Introduction to the Video Podcast Feature

Feb 19, 2025

Looking for a fast, engaging way to transform your audio podcasts into dynamic visual experiences? Discover VisionStory’s Video Podcast feature! Effortlessly turn any two-person audio conversation into an immersive video podcast—complete with AI-powered scene generation, customisable characters, intelligent shot selection, and more. Here’s how it works:

1. Upload or Import Your Audio

Begin by uploading an audio file (such as .mp3 or .wav) or pasting a link from YouTube, TikTok, or other supported platforms. Once your file is uploaded, you can preview and trim it to highlight the best parts of your conversation—all within our user-friendly interface.

Uploading audio files for video podcasts

2. Select a Scene and Characters

Next, choose a scene to set the backdrop for your podcast—anything from a cosy studio to a virtual news desk. Then, select two speaker characters—either from your previously uploaded images or by adding new ones.

Selecting scenes and characters for the podcast

3. AI-Generated Storyboard

Once your audio and characters are ready, VisionStory’s AI takes over with intelligent segmenting and automatic shot allocation:

Audio segmentation: The system analyses the conversation flow, detecting when each speaker is talking.
Automatic shot selection: Each audio segment is matched with the most suitable shot type:
- Single-person close-up to highlight a speaker’s expression
- Single-person mid-shot for a balanced view of your host
- Two-person shot when both speakers are interacting

These storyboards are created automatically—ideal for anyone seeking professional results without advanced editing skills.

4. Fine-Tune Your Scenes and Voices

Within the storyboard editor, you can refine each shot to suit your preferences:

Switch shot types: Move from close-up to mid-shot, or use a two-person shot for both hosts.
Select alternative AI voices for each host to match your desired tone or style.
Swap characters: Instantly change which person appears in each segment for optimal visual flow.

Fine-tuning scenes and voices in podcast

5. One-Click Aspect Ratio Switching

Creating content for multiple platforms? No problem. Effortlessly toggle between 16:9 for standard landscape and 9:16 for vertical formats. The scene, characters, and shots all automatically adjust to the new aspect ratio—ensuring your video looks professional on every platform.

6. Generate Your Final Video

Once you’re happy with the storyboard and settings, simply click Generate to produce your complete video podcast. VisionStory’s rapid rendering engine brings together your background scene, characters, audio, and camera transitions. In just moments, your immersive, AI-powered video podcast will be ready to engage your audience!

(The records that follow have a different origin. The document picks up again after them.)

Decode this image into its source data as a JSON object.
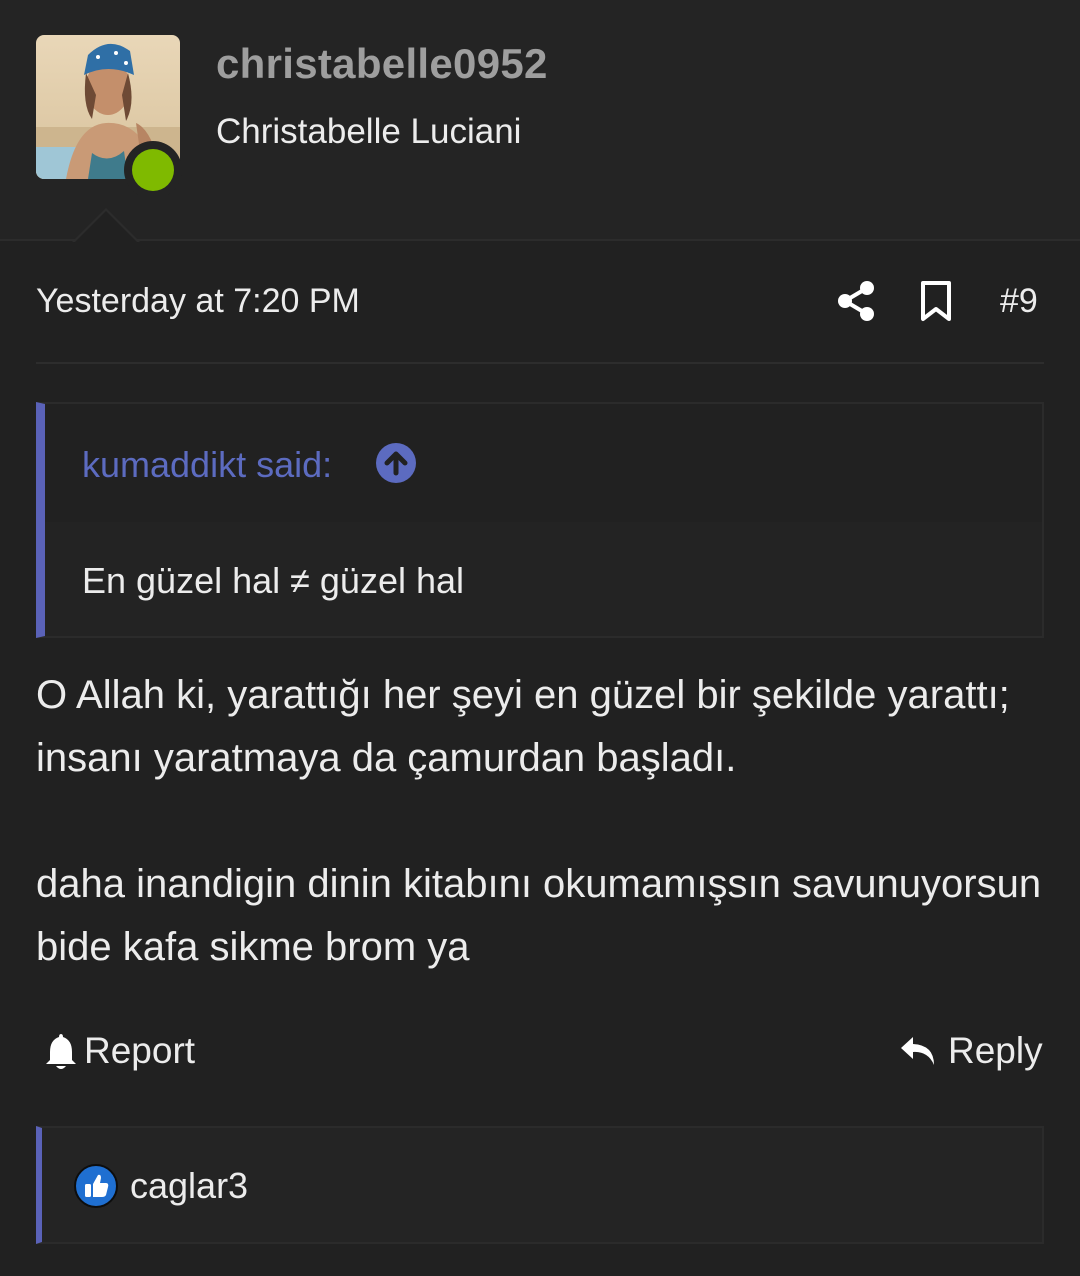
{
  "user": {
    "username": "christabelle0952",
    "real_name": "Christabelle Luciani",
    "status": "online",
    "status_color": "#7fba00"
  },
  "post": {
    "timestamp": "Yesterday at 7:20 PM",
    "number": "#9",
    "quote": {
      "author_label": "kumaddikt said:",
      "text": "En güzel hal ≠ güzel hal"
    },
    "message": {
      "paragraph_1": "O Allah ki, yarattığı her şeyi en güzel bir şekilde yarattı; insanı yaratmaya da çamurdan başladı.",
      "paragraph_2": "daha inandigin dinin kitabını okumamışsın savunuyorsun bide kafa sikme brom ya"
    },
    "actions": {
      "report_label": "Report",
      "reply_label": "Reply"
    },
    "reactions": {
      "users": "caglar3"
    }
  },
  "icons": {
    "share": "share-icon",
    "bookmark": "bookmark-icon",
    "quote_jump": "arrow-up-circle-icon",
    "report": "bell-icon",
    "reply": "reply-icon",
    "like": "thumbs-up-icon"
  },
  "colors": {
    "accent": "#5c6bc0",
    "background": "#212121",
    "online": "#7fba00"
  }
}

Preparing Your Podcast Audio & Key Usage Tips

1. Getting Your Audio

No ready-made podcast file? Use tools like NotebookLM by Google to generate speech audio from text.
VisionStory will soon offer a similar service, allowing you to create a podcast entirely from text within our platform.

2. Speaker Separation Limitations

Currently, our system cannot perfectly separate overlapping voices. If two hosts speak at the same time, the voice changer feature may not function accurately.
For best results, use clear audio where only one person speaks at a time.

3. Subscription Requirement

While anyone can upload podcast audio and generate a storyboard with AI-powered speakers, scenes, and shots, final video podcast generation is available to Pro Plan and above subscribers. If you’re not yet a member, consider subscribing to unlock this feature.

4. Video Length & Credits

Currently, generated videos are limited to 10 minutes in length, regardless of subscription tier.
Monitor your credit usage according to your plan; longer or more complex videos will consume additional credits.

Why Choose VisionStory’s Video Podcast Feature?

1. Versatile Use Cases

Content Creators: Effortlessly add a visual element to interviews or co-hosted shows.
Marketing Teams: Promote products or host discussions that captivate audiences on social media.
Educators & Trainers: Create engaging lesson recaps or remote webinars with a more personable approach.

2. AI-Powered Editing

Save hours of manual editing and shot selection. VisionStory’s algorithms handle the technical details for you.

3. Highly Customisable

From backgrounds to voices and aspect ratios, you have full control over the final look and feel.

4. Professional Quality, Minimal Effort

Produce polished, dynamic video content without advanced editing skills or a full production team.

Transform your two-person conversations into immersive video podcasts in just a few simple steps. Thanks to VisionStory’s AI-driven technology, creating professional, visually engaging podcast episodes has never been easier!